Datán y abiram

Datán y abiram (heb. דָּתָן, cf. Akk. datnu, "fuerte"; y heb. אֲבִירָם, "mi [o 'el'] padre es exaltado"), hijos de Eliab de la tribu de Rubén, líderes de una revuelta contra el liderazgo de Moisés (Núm. 16; 26: 9-11). Según estas fuentes, se unieron a la rebelión de * Coré durante los vagabundeos por el desierto. Desafiando el llamado de Moisés, lo acusaron de haber sacado a los israelitas de la tierra fértil de Egipto para dejarlos morir en el desierto (16: 12-14). Luego Moisés fue a las tiendas de Datán y Abiram y persuadió al resto de la comunidad para que se apartara de ellas. A partir de entonces, la tierra se abrió y se tragó a los rebeldes, sus familias y sus propiedades (16: 25–33). Los eruditos modernos generalmente consideran que esta narrativa es el resultado de un entretejido editorial de relatos originalmente distintos de dos rebeliones distintas contra la autoridad de Moisés. Cabe señalar que los versículos 12-15 y 25ss. forman una unidad literaria continua y autónoma y que la primera no contiene ninguna mención de Coré, que también se omite de las referencias en Deuteronomio 11: 6 y Salmos 106: 17. El evento descrito sirvió como una advertencia para Israel y como un ejemplo de justicia divina (ibid.). Ben Sira (45:18) también lo menciona. Sin embargo, no se dan más detalles sobre los dos rebeldes, y la narrativa es claramente fragmentaria.
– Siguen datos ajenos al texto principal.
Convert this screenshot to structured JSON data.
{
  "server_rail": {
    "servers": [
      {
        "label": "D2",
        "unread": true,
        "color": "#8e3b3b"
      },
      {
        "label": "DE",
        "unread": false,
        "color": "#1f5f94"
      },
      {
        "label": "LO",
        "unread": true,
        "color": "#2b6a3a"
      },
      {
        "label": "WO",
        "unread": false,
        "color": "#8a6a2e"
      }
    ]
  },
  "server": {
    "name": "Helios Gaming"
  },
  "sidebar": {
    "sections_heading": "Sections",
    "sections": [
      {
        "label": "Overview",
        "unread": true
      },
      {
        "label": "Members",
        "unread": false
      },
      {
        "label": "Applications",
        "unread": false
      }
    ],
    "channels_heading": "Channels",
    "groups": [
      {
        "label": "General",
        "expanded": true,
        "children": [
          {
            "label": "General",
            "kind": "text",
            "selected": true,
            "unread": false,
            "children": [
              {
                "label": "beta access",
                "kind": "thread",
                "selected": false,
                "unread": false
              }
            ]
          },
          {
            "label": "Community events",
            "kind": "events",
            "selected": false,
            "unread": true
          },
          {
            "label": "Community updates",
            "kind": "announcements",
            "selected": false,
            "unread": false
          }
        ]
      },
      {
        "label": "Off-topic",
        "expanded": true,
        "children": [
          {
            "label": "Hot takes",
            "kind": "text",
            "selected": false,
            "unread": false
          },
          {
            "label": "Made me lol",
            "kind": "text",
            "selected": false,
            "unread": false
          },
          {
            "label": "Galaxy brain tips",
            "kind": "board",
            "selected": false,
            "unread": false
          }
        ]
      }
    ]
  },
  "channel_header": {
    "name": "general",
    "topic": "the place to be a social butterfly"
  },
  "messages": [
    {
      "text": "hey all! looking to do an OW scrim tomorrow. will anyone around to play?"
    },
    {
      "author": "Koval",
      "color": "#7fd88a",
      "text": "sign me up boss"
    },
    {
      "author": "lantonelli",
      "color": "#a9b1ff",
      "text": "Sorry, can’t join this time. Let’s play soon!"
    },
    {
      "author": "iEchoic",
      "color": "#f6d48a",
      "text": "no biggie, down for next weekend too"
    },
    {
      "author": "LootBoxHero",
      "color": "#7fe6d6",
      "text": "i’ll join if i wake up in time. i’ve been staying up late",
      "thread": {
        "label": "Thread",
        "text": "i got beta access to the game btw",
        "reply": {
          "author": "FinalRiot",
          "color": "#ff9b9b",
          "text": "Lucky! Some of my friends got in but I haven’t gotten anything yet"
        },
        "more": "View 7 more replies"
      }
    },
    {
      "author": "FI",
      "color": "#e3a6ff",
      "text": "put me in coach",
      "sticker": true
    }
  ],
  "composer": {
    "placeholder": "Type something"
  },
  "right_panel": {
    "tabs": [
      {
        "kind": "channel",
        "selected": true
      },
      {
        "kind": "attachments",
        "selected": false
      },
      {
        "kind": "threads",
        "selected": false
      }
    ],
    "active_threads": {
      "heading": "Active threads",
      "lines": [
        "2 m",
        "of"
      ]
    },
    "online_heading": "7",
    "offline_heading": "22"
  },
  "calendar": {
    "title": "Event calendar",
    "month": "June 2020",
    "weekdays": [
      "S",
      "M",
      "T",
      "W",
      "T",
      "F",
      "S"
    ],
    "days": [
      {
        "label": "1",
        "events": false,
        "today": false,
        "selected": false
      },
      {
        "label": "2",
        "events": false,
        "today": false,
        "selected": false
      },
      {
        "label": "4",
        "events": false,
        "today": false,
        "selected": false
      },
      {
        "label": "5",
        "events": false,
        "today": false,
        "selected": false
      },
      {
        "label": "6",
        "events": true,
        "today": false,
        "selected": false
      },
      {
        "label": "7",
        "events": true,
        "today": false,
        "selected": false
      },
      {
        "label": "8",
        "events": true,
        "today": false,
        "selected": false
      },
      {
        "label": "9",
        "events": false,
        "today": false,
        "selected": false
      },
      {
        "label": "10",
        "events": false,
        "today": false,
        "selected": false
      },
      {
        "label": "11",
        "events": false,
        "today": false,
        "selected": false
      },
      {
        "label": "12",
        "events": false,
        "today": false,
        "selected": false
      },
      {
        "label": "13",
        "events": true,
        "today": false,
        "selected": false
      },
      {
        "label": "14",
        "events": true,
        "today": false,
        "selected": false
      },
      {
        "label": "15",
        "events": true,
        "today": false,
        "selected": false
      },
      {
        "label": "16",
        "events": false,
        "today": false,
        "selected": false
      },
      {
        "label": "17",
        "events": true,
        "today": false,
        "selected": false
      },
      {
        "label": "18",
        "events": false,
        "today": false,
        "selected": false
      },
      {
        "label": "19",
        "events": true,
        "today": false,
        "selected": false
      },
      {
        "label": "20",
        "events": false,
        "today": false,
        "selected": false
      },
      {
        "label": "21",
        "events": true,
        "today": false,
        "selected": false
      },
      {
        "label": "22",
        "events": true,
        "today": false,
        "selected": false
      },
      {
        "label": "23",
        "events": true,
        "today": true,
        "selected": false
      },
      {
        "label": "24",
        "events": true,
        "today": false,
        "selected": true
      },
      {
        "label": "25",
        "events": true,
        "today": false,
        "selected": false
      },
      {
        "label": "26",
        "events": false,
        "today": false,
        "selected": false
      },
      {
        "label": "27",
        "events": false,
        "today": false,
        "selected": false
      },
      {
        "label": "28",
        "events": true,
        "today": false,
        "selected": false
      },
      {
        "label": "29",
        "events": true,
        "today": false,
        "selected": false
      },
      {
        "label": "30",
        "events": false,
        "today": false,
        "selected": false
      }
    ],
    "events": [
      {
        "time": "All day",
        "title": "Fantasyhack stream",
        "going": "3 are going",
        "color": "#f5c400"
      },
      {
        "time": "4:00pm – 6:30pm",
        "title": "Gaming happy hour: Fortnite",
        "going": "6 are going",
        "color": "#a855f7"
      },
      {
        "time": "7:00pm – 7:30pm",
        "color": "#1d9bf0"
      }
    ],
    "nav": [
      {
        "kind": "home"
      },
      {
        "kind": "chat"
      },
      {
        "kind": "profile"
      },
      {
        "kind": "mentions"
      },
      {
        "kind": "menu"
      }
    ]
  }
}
No es improbable que la rebelión estuviera relacionada con la serie de eventos que llevaron a la tribu de Rubén a perder su anterior posición de preeminencia.

[Nahum M. Sarna]

En la revista Agadá

Datán y Abiram son considerados el prototipo de fomentadores empedernidos de problemas. Sus nombres se interpretan alegóricamente, Datán denota su violación de la ley de Dios y Abiram su negativa a arrepentirse (Sanh. 109b). Eran totalmente malvados "de principio a fin" (Meg. 11a). Se identifican con los dos israelitas en disputa (Ex. R. 1:30) y fueron ellos quienes causaron la huida de Moisés de Egipto al denunciarlo ante el faraón por matar al capataz egipcio y revelar que no era el hijo de la hija del faraón. (Yal., Ex. 167). Incitaron al pueblo a regresar a Egipto (Ex. R. 1:29) tanto en el Mar Rojo como cuando los espías regresaron de Canaán (Mid. Sal. 106: 5). Transgredieron el mandamiento concerniente al maná guardándolo durante la noche (Ex. R. 1:30). Datán y Abiram se convirtieron en cabecillas de la rebelión bajo la influencia de Coré, como resultado de que el campamento de su tribu estaba al lado del de Coré, y en esto los rabinos basan la declaración "¡Ay del impío, ay de su vecino!" Núm. R. 18: 5). Cuando Moisés se acercó humildemente a ellos en persona para disuadirlos de sus malvados designios, se mostraron impertinentes e insultantes con él (mc 16a). En su declaración a Moisés, "no subiremos", inconscientemente profetizaron su fin, ya que no subieron, sino que bajaron al infierno (Núm. R. 18:10).